I just asked my CS friend, and he came up with the algorithm below. He doesn't have an account here (and apparently unwilling to create one), but I think his answer is worth sharing.
// We will find the best match in the minimax sense; we will minimize
// the maximum matching error among all pairs. Alpha maintains a
// lower bound on the maximum matching error. We will raise Alpha until
// we find a solution. We assume MatchError returns an L_1 error.
// This first part finds the set of all possible alphas (which are
// the pairwise errors between all elements larger than maxi-min
// error.
Alpha = 0
For all i:
min = Infinity
For all j > i:
AlphaSet.Insert(MatchError(i,j))
if MatchError(i,j) < min
min = MatchError(i,j)
If min > Alpha
Alpha = min
Remove all elements of AlphaSet smaller than Alpha
// This next part increases Alpha until we find a solution
While !AlphaSet.Empty()
Alpha = AlphaSet.RemoveSmallest()
sol = GetBoundedErrorSolution(Alpha)
If sol != nil
Return sol
// This is the definition of the helper function.

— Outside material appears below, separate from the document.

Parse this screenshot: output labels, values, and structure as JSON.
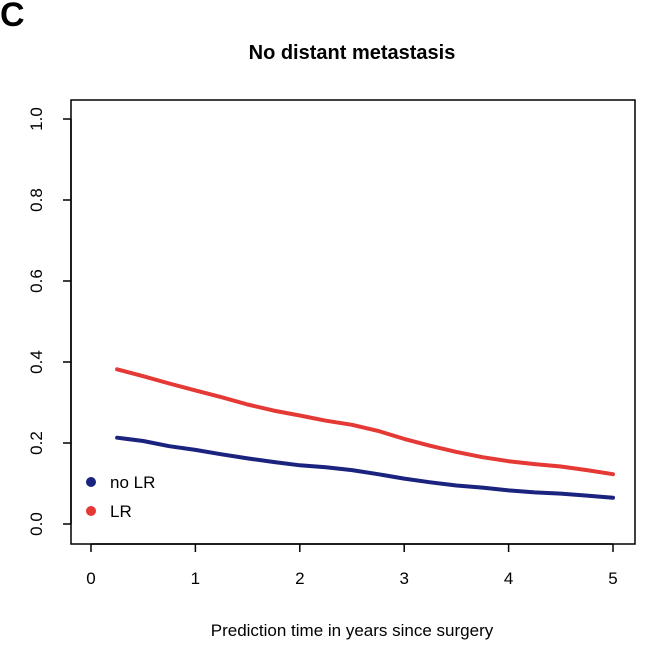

It returns
// a solution with maximum matching error <= Alpha or nil if
// no such solution exists.
GetBoundedErrorSolution(Alpha) :=
MaxAssignments = 0
For all i:
ValidAssignments[i] = empty set;
For all j > i:
if MatchError <= Alpha
ValidAssignments[i].Insert(j)
ValidAssignments[j].Insert(i)
// ValidAssignments[i].Size() > 0 due to our choice of Alpha
// in the outer loop
If ValidAssignments[i].Size() > MaxAssignments
MaxAssignments = ValidAssignments[i].Size()
If MaxAssignments = 1
return ValidAssignments
Else
G = graph(ValidAssignments)
// G is an undirected graph whose vertices are all values of i
// and edges between vertices if they have match error less
// than or equal to Alpha
If G has a perfect matching
// Note that this part is NP-complete.
Return the matching
Else
Return nil
It relies on being able to compute a perfect matching of a graph, which is NP-complete, but at least it is reduced to a known problem. It is expected that the solution be NP-complete, but this is OK since in practice the size of the given lists are quite small. I'll wait around for a better answer for a few days, or for someone to expand on how to find the perfect matching in a reasonable way.

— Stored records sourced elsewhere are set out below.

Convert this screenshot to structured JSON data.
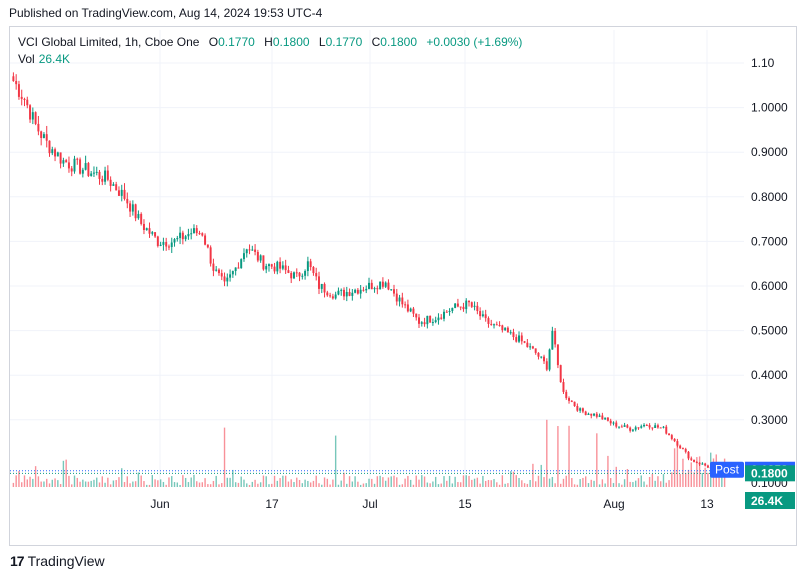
{
  "header": {
    "published": "Published on TradingView.com, Aug 14, 2024 19:53 UTC-4"
  },
  "legend": {
    "symbol": "VCI Global Limited, 1h, Cboe One",
    "open_label": "O",
    "open": "0.1770",
    "high_label": "H",
    "high": "0.1800",
    "low_label": "L",
    "low": "0.1770",
    "close_label": "C",
    "close": "0.1800",
    "change": "+0.0030 (+1.69%)",
    "vol_label": "Vol",
    "vol": "26.4K"
  },
  "badges": {
    "post_label": "Post",
    "post_value": "0.1858",
    "last_value": "0.1800",
    "vol_value": "26.4K"
  },
  "colors": {
    "up": "#089981",
    "down": "#f23645",
    "post": "#2962ff",
    "grid": "#f0f3fa"
  },
  "footer": {
    "brand": "TradingView"
  },
  "chart_data": {
    "type": "candlestick",
    "y_ticks": [
      "1.10",
      "1.0000",
      "0.9000",
      "0.8000",
      "0.7000",
      "0.6000",
      "0.5000",
      "0.4000",
      "0.3000",
      "0.1000"
    ],
    "ylim": [
      0.1,
      1.1
    ],
    "x_ticks": [
      "Jun",
      "17",
      "Jul",
      "15",
      "Aug",
      "13"
    ],
    "price_anchors": [
      [
        0,
        1.06
      ],
      [
        4,
        1.02
      ],
      [
        8,
        0.96
      ],
      [
        12,
        0.92
      ],
      [
        18,
        0.88
      ],
      [
        26,
        0.86
      ],
      [
        34,
        0.84
      ],
      [
        40,
        0.8
      ],
      [
        46,
        0.74
      ],
      [
        52,
        0.7
      ],
      [
        58,
        0.7
      ],
      [
        64,
        0.72
      ],
      [
        68,
        0.72
      ],
      [
        72,
        0.64
      ],
      [
        76,
        0.6
      ],
      [
        80,
        0.64
      ],
      [
        84,
        0.69
      ],
      [
        90,
        0.65
      ],
      [
        96,
        0.64
      ],
      [
        102,
        0.62
      ],
      [
        106,
        0.65
      ],
      [
        110,
        0.6
      ],
      [
        116,
        0.58
      ],
      [
        122,
        0.59
      ],
      [
        128,
        0.6
      ],
      [
        134,
        0.61
      ],
      [
        140,
        0.56
      ],
      [
        146,
        0.52
      ],
      [
        152,
        0.53
      ],
      [
        158,
        0.55
      ],
      [
        164,
        0.56
      ],
      [
        170,
        0.52
      ],
      [
        176,
        0.5
      ],
      [
        182,
        0.48
      ],
      [
        188,
        0.45
      ],
      [
        192,
        0.42
      ],
      [
        194,
        0.5
      ],
      [
        196,
        0.42
      ],
      [
        198,
        0.36
      ],
      [
        204,
        0.32
      ],
      [
        210,
        0.31
      ],
      [
        216,
        0.29
      ],
      [
        222,
        0.28
      ],
      [
        228,
        0.29
      ],
      [
        234,
        0.28
      ],
      [
        240,
        0.24
      ],
      [
        244,
        0.21
      ],
      [
        248,
        0.2
      ],
      [
        252,
        0.19
      ],
      [
        256,
        0.18
      ]
    ],
    "last_close": 0.18,
    "post_price": 0.1858
  }
}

You want to find j such that D(i)*D(j) = N(i)*N(j) {I assumed * is ordinary real multiplication}
assuming all N(i) are nonzero, let
Z(i) = D(i)/N(i).
Problem: find j, such that Z(i) = 1/Z(j).
Split set into positives and negatives and process separately.
take logs for clarity. z(i) = log Z(i).
Sort indirectly. Then in the sorted view you should have something like -5 -3 -1 +1 +3 +5, for example. Read off +/- pairs and that should give you the original indices.
Am I missing something, or is the problem easy?
Okay, I ended up using this ported Fortran code, where I simply specify the dense upper triangular distance matrix using:
complex_t num = N[i]*N[j] - D[i]*D[j];
complex_t den1 = N[j]*D[i];
complex_t den2 = N[i]*D[j];
if(std::abs(den1) < std::abs(den2)){
costs[j*(j-1)/2+i] = std::abs(-num/den2);
}else if(std::abs(den1) == 0){
costs[j*(j-1)/2+i] = std::sqrt(std::numeric_limits<double>::max());
}else{
costs[j*(j-1)/2+i] = std::abs(num/den1);
}
This works great and is fast enough for my purposes.
You should be able to sort the (D[i],N[i]) pairs. You don't need to divide by zero -- you can just multiply out, as follows:
bool order(i,j) {
float ni= N[i]; float di= D[i];
if(di<0) { di*=-1; ni*=-1; }
float nj= N[j]; float dj= D[j];
if(dj<0) { dj*=-1; nj*=-1; }
return ni*dj < nj*di;
}
Then, scan the sorted list to find two separation points: (N == D) and (N == -D); you can start matching reciprocal pairs from there, using:
abs(D[i]*D[j]-N[i]*N[j])<epsilon
as a validity check. Leave the (N == 0) and (D == 0) points for last; it doesn't matter whether you consider them negative or positive, as they will all match with each other.
edit: alternately, you could just handle (N==0) and (D==0) cases separately, removing them from the list. Then, you can use (N[i]/D[i]) to sort the rest of the indices. You still might want to start at 1.0 and -1.0, to make sure you can match near-zero cases with exactly-zero cases.